A resposta é que para as pessoas mais simples Avraham deixou outra forma de Asseret Iemei Teshuvá, representada pelo apelo que ele fez a D'us para salvar a cidade de Sdom. Mas antes de tudo precisamos entender a atitude de Avraham. Por diversas vezes ele “negociou” com D'us a salvação de Sdom, como está escrito: “E Avraham se aproximou e disse: “E Você destruirá o Tzadik junto com o Rashá? Talvez existam 50 Tzadikim na cidade… Talvez serão encontrados lá 40… Talvez serão encontrados lá 30… Talvez serão encontrados lá 20… Talvez serão encontrados lá 10” (Bereshit 18:23-33). Como Avraham teve a audácia de discutir por Sdom, uma cidade repleta de Reshaim, pessoas no limite da maldade, que chegaram ao ponto de fazer leis que proibiam atos de bondade? Por que salvar pessoas tão ruins, tão corrompidas, que aparentemente não tinham mais volta?
 
Responde o Rav Yssocher Frand que Avraham estava nos ensinando que o ser humano tem a capacidade de mudar.

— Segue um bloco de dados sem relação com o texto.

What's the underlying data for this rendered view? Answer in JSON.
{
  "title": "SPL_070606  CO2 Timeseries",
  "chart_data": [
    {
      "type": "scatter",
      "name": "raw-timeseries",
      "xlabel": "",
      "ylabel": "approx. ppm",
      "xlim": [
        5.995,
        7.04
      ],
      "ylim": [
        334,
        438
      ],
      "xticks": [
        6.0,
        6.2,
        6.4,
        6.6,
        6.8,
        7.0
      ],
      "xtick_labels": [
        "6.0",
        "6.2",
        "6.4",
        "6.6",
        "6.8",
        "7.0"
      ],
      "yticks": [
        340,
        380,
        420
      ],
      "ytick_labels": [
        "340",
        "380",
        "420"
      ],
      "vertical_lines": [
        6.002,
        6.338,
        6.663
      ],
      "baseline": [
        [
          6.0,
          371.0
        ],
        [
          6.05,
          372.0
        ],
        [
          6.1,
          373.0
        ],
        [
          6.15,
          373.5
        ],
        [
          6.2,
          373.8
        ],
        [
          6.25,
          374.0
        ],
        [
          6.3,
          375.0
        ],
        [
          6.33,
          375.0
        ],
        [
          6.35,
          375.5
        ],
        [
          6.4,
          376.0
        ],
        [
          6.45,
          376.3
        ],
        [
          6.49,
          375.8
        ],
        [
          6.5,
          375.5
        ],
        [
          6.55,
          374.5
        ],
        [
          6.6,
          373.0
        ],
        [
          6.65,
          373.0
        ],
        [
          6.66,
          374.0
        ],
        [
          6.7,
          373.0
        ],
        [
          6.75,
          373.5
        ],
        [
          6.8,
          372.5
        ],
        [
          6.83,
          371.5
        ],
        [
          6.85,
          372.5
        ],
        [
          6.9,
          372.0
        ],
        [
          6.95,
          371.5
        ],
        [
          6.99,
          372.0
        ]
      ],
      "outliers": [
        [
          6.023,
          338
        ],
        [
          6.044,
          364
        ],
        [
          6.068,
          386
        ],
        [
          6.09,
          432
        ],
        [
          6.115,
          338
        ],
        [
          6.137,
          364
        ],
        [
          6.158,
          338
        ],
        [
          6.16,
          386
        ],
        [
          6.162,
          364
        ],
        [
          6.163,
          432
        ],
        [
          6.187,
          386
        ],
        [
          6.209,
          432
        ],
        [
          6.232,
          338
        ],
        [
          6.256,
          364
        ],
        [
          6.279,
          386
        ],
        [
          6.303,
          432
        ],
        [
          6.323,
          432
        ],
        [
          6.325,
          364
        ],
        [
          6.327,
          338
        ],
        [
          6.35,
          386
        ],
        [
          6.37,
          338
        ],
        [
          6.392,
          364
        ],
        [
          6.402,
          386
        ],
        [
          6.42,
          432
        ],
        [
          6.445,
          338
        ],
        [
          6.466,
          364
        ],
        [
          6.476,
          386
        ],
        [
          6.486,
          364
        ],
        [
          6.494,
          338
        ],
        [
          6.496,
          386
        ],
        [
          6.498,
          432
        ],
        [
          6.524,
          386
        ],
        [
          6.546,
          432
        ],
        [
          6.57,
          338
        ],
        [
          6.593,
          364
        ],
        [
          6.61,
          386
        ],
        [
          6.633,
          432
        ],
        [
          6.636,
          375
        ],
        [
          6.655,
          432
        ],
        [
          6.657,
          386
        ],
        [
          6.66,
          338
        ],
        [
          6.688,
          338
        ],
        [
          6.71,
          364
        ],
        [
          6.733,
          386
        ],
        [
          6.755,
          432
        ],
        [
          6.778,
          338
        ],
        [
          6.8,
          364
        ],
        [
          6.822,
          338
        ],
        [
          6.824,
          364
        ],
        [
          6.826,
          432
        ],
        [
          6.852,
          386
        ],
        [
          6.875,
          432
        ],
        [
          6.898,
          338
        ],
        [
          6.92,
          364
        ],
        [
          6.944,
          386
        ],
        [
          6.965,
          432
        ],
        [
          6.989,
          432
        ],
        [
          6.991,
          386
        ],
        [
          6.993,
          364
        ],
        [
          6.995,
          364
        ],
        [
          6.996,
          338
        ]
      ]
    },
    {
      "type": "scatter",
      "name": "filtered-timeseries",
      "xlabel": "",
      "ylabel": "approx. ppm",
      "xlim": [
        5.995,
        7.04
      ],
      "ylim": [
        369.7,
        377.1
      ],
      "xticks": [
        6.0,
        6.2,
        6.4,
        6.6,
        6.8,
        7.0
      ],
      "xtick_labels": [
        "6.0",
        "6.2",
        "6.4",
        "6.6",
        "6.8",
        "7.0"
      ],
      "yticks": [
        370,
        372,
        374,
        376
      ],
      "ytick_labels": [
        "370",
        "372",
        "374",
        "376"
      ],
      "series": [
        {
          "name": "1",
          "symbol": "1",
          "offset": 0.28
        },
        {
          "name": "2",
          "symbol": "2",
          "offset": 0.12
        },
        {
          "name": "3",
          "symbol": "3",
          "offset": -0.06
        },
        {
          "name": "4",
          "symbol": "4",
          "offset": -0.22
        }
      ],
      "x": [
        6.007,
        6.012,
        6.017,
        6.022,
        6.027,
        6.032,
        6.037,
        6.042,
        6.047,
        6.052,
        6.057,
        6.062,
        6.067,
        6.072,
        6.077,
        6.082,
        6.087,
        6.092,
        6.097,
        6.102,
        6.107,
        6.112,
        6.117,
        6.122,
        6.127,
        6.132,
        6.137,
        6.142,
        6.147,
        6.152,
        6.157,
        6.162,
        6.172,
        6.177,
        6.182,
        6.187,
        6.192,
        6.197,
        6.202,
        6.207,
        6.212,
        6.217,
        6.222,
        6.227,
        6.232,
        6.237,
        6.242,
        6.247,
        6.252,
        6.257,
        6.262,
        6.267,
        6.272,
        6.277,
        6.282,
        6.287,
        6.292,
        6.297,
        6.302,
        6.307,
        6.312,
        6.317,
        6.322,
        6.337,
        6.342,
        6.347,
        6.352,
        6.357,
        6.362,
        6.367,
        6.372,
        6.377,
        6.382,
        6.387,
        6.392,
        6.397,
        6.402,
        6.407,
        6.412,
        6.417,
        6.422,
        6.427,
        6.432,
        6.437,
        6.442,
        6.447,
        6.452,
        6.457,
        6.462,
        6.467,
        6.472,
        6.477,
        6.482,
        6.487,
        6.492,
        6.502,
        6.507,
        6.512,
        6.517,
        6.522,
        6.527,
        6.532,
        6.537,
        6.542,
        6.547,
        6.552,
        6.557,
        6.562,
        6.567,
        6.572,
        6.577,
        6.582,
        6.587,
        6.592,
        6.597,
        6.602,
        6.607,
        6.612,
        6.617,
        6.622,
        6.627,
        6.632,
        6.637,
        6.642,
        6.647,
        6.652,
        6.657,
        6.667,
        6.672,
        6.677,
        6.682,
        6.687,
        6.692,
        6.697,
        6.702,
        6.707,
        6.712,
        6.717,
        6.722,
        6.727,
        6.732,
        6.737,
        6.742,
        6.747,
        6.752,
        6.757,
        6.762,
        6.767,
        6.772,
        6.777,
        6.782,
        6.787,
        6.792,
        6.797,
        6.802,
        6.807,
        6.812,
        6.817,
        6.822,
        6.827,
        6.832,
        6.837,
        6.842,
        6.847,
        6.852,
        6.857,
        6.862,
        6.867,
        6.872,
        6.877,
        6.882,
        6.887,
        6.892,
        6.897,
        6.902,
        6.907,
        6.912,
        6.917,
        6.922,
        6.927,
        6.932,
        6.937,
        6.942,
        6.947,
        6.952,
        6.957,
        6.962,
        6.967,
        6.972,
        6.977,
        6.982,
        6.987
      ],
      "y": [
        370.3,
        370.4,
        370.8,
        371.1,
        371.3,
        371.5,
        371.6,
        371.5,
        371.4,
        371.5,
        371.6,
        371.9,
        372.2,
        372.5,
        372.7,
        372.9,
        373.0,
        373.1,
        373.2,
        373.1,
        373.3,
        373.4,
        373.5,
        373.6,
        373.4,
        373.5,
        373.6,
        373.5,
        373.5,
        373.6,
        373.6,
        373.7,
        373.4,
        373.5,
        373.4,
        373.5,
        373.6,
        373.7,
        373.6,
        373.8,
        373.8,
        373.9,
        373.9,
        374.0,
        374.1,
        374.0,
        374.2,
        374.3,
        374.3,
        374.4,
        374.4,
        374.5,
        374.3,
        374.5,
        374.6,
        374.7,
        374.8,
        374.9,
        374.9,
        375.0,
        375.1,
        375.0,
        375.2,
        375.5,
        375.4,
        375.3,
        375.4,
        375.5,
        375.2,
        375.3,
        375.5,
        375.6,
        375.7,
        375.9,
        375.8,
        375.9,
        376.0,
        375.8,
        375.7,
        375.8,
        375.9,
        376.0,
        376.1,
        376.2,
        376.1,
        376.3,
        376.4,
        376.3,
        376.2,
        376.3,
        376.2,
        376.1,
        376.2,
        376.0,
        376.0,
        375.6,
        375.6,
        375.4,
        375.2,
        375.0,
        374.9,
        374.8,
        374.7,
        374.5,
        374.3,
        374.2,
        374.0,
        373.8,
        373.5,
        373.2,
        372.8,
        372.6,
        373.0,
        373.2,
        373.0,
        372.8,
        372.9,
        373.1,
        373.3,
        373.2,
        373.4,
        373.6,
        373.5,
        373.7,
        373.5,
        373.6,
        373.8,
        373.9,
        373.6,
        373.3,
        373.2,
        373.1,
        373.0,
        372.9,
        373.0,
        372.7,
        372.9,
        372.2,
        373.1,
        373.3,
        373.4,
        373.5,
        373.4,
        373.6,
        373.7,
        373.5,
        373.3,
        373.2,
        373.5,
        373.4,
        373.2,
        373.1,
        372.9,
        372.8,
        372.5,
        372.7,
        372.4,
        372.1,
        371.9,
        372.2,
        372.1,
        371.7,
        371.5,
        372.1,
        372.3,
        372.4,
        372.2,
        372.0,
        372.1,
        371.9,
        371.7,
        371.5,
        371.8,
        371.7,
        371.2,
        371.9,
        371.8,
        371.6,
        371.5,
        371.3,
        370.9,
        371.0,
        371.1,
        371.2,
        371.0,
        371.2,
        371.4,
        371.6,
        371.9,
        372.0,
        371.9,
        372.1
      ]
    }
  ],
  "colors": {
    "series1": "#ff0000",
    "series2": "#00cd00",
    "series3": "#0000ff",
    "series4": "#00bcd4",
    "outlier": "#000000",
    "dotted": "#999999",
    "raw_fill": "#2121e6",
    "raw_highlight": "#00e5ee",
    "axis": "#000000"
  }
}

Não importa o quanto uma pessoa tenha caído, ela pode voltar a subir. É como se Avraham estivesse dizendo: “D'us, não destrua Sdom. Se houver lá 50 pessoas justas, elas podem mudar toda a cidade. Talvez 40 justos consigam causar mudanças. Quem sabe 30 justos. Será que 20 justos não são suficientes para causar mudanças? D'us, por acaso 10 pessoas justas não poderiam influenciar e mudar uma cidade inteira?”. E o mais interessante é que D'us concordou com Avraham ao aceitar que 10 Tzadikim seriam suficientes para mudar uma cidade inteira, mesmo uma cidade desviada como Sdom, pois D'us sabe que as pessoas podem mudar, as pessoas podem ser boas. Esta é a força dos Asseret Iemei Teshuvá que herdamos de Avraham. A mensagem de Avraham para seus descendentes é: não importa as tentativas passadas que fracassaram, tente novamente. Não desista, pois nós podemos mudar.
 
O outro princípio da Teshuvá é o princípio da resiliência. Resiliência é a capacidade de algo voltar ao seu estado natural, principalmente após alguma situação crítica e fora do comum. D'us colocou dentro de cada ser humano a capacidade de ser resiliente, isto é, uma pessoa pode cair e se levantar de novo várias vezes na vida, como nos ensina Shlomo Hamelech, o mais sábio de todos os homens: “Pois um Tzadik cai sete vezes e se levanta, mas o Rashá tropeça em seu mal” (Mishlei – Provérbios 24:16). A explicação mais simples deste versículo é que o Tzadik não é aquele que nunca erra, e sim aquele que erra, que algumas vezes cai em seus erros, mas que sabe se levantar.
 
O Rav Yitzchak Hutner zt”l (Israel, 1906 – 1980) explica o versículo de uma maneira mais profunda. Ele diz que a pessoa não é Tzadik apesar de suas quedas, e sim que a pessoa vira Tzadik por causa de suas quedas. As quedas de uma pessoa, e o aprendizado de saber se levantar e aprender com a queda, faz dela uma pessoa melhor. O Rav Hutner está nos ensinando que devemos lutar para crescer. Podemos perder batalhas na vida, mas devemos vencer a guerra. São justamente as quedas, os obstáculos e a luta que nos transformam em Tzadikim. Lemos a história da vida de grandes rabinos, que chegaram a níveis espirituais muito elevados, e pensamos que para eles o crescimento sempre foi muito fácil, mas isto é uma enganação. Todos eles eram pessoas normais. Todos eles tiveram suas batalhas, suas enormes dificuldades na vida. Eles viraram Tzadikim porque eles se levantaram quando caíram. Eles viraram pessoas grandes pois nunca desistiram, não ficaram se lamentando e dizendo “eu nunca vou melhorar”.
 
Esta capacidade de se levantar é a marca registrada do povo judeu. Somos a nação que se levanta. Podemos ser derrubados, pisados, esmagados, mas nós sempre nos levantamos, como profetizou Bilaam, o profeta das outras nações: “Eis que eles são um povo que se levanta como uma leoa e ergue-se como um leão” (Bamidbar 23:24). Esta é a nossa característica mais valorosa. Isto é o povo judeu, uma nação que se levanta sempre. E esta é a mensagem da Teshuvá: não desista nunca. Perca a batalha, mas vença a guerra. Com esta convicção, certamente este Rosh Hashaná será completamente diferente dos outros.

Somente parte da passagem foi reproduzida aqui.